The Wabash County counterpoint is documented as to Mark Stratton’s biography (Sussex County, NJ; Wayne County, Ohio; marriage to Mary Shellenbarger 1835; Hopewell Farm in Lagro Township from 1848; twelfth child Geneva Grace born August 17, 1863) but imagined as to the moment of Geneva’s birth and Mark’s reflection on the Stratton name. Whether Samuel Edgerton Stratton’s father Jonathan Dallas Stratton (Maurice River, NJ) was a kinsman of Mark Stratton (Sussex County, NJ) — and therefore whether Samuel and Geneva were in any meaningful sense cousins — is an open genealogical question. Both fathers were colonial-New-Jersey-born Strattons; the two lines may share a common seventeenth-century ancestor in the Long Island Stratton line, or they may be independent New Jersey arrivals. I have not been able to settle the question. Until then, the cousin claim rests where it should rest — as a possibility, plausibly true, not provably so.

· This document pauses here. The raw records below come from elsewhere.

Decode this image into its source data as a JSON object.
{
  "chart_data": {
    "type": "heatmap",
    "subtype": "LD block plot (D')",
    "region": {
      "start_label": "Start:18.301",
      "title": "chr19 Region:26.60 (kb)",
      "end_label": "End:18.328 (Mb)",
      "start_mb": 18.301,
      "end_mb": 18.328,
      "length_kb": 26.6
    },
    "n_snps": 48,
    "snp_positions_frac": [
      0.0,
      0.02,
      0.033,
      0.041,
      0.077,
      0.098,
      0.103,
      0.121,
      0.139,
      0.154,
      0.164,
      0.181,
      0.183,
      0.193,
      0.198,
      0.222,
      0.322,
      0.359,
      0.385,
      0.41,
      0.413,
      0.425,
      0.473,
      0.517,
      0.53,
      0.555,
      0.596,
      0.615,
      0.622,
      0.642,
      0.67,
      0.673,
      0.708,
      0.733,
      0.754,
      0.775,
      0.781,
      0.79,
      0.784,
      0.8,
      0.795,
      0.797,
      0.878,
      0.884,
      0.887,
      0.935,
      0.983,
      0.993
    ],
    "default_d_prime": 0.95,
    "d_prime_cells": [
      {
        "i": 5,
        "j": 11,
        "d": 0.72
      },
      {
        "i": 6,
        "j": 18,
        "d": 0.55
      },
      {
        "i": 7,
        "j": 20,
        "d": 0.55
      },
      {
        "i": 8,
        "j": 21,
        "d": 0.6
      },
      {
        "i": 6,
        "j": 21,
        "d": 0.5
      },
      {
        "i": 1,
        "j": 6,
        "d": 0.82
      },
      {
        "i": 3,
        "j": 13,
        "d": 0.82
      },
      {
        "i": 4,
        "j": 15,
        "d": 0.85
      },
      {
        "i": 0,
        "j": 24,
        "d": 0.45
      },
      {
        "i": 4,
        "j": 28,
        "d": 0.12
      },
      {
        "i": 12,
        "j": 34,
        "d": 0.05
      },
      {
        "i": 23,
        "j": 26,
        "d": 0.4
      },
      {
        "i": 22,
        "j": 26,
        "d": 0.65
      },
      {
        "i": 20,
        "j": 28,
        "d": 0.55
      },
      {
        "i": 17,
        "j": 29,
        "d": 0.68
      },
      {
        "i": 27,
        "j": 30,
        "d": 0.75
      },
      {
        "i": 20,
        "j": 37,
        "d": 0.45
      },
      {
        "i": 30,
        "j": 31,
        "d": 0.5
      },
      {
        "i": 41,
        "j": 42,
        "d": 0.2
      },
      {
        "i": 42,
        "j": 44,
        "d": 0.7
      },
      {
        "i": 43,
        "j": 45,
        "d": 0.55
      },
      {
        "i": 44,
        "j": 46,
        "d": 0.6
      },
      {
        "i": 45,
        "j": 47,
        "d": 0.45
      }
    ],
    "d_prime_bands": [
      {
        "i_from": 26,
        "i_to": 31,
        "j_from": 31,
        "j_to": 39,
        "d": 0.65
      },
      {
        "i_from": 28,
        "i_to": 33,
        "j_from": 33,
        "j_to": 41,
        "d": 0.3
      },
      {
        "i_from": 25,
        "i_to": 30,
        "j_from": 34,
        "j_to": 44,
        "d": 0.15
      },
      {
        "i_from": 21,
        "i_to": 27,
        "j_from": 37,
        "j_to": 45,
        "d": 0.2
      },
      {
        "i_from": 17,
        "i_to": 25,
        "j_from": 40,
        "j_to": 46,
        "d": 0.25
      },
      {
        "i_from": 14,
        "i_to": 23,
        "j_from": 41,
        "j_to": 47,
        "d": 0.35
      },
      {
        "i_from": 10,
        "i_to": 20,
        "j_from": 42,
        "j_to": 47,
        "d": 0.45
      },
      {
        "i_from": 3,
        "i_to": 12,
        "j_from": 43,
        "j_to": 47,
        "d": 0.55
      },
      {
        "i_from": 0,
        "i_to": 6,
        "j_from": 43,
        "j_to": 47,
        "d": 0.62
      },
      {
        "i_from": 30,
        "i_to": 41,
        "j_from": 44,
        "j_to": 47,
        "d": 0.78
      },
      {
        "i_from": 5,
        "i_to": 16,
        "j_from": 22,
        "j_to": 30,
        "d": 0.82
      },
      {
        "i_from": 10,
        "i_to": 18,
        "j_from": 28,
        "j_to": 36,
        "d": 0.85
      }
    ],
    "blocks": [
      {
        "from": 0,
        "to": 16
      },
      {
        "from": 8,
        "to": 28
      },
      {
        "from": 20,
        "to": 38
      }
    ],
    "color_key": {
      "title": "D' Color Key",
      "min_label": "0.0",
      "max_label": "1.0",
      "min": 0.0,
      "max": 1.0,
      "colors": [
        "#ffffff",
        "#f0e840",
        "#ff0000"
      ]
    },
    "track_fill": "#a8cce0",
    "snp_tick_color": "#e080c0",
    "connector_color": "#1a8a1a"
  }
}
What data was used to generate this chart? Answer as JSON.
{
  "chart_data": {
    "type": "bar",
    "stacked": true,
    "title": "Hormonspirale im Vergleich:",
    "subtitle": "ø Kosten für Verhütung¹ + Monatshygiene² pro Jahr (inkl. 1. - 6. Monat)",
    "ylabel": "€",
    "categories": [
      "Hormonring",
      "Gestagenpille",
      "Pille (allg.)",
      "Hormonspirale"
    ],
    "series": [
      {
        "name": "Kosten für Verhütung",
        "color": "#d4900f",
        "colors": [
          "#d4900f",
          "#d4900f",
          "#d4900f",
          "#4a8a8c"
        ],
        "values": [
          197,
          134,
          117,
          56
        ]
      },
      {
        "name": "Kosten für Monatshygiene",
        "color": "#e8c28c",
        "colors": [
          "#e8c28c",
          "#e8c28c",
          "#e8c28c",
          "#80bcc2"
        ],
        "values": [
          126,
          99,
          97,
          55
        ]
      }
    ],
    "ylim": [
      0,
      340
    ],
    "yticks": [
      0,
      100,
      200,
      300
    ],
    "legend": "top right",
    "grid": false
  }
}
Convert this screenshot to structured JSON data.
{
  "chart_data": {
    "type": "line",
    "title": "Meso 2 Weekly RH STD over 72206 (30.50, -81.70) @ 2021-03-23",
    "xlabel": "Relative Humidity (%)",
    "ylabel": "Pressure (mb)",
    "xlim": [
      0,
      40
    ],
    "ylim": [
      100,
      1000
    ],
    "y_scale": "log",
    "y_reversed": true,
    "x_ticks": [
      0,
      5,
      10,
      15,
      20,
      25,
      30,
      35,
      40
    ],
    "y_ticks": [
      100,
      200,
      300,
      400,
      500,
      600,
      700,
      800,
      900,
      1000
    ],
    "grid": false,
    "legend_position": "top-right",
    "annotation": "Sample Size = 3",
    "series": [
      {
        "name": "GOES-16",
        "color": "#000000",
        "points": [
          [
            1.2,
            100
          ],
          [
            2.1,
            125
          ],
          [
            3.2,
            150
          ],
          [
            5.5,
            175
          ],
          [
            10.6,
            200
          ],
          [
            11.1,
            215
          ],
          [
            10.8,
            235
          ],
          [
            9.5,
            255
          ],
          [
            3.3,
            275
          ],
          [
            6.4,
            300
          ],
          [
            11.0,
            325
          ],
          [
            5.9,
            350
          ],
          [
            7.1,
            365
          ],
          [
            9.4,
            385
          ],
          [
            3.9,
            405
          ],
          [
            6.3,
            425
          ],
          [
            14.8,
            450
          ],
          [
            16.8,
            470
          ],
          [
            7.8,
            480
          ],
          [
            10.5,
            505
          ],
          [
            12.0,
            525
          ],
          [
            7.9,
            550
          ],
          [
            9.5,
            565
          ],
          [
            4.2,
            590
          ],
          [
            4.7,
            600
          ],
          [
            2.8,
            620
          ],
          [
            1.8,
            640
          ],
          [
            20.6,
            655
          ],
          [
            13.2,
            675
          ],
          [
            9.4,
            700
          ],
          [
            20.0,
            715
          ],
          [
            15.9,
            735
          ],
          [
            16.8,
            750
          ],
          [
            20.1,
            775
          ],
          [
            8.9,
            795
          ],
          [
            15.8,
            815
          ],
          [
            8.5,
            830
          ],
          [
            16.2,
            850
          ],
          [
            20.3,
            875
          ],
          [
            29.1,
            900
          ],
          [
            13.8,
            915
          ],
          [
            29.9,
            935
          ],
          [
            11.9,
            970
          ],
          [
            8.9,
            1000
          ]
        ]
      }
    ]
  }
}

The dialogue, the interior lives, and the scenes are imagined.
The faith is documented.
Samuel Edgerton Stratton (1833–1884) was the son of Jonathan Dallas Stratton and Prudence Edgerton of Howard County, Indiana. He built his first mill at sixteen, partnered at the Anderson Machine Works, served as Howard County Commissioner, and superintended the construction of the Kokomo courthouse. He was disowned by the Society of Friends as a young man and was a practicing Spiritualist for the last thirty years of his life. His first wife was Sarah, who died about 1859. His second wife was Hester Donnellan, widow of Francis Joel Stratton — a man of a separate Stratton line, no documented blood relation, who had been the author’s great-grandfather. Hester brought to the household her two surviving children by Joel: Frank Nelson Stratton, the author’s grandfather, and Susie Stratton, born in Washington, D.C., who did not live to be grown. Samuel and Hester had one child together, a son who survived only days. Samuel died in 1884 at the age of fifty-one. Hester survived him by nine years, dying in Howard County in 1893. Both husbands had been Spiritualists. The author believes Hester was the source.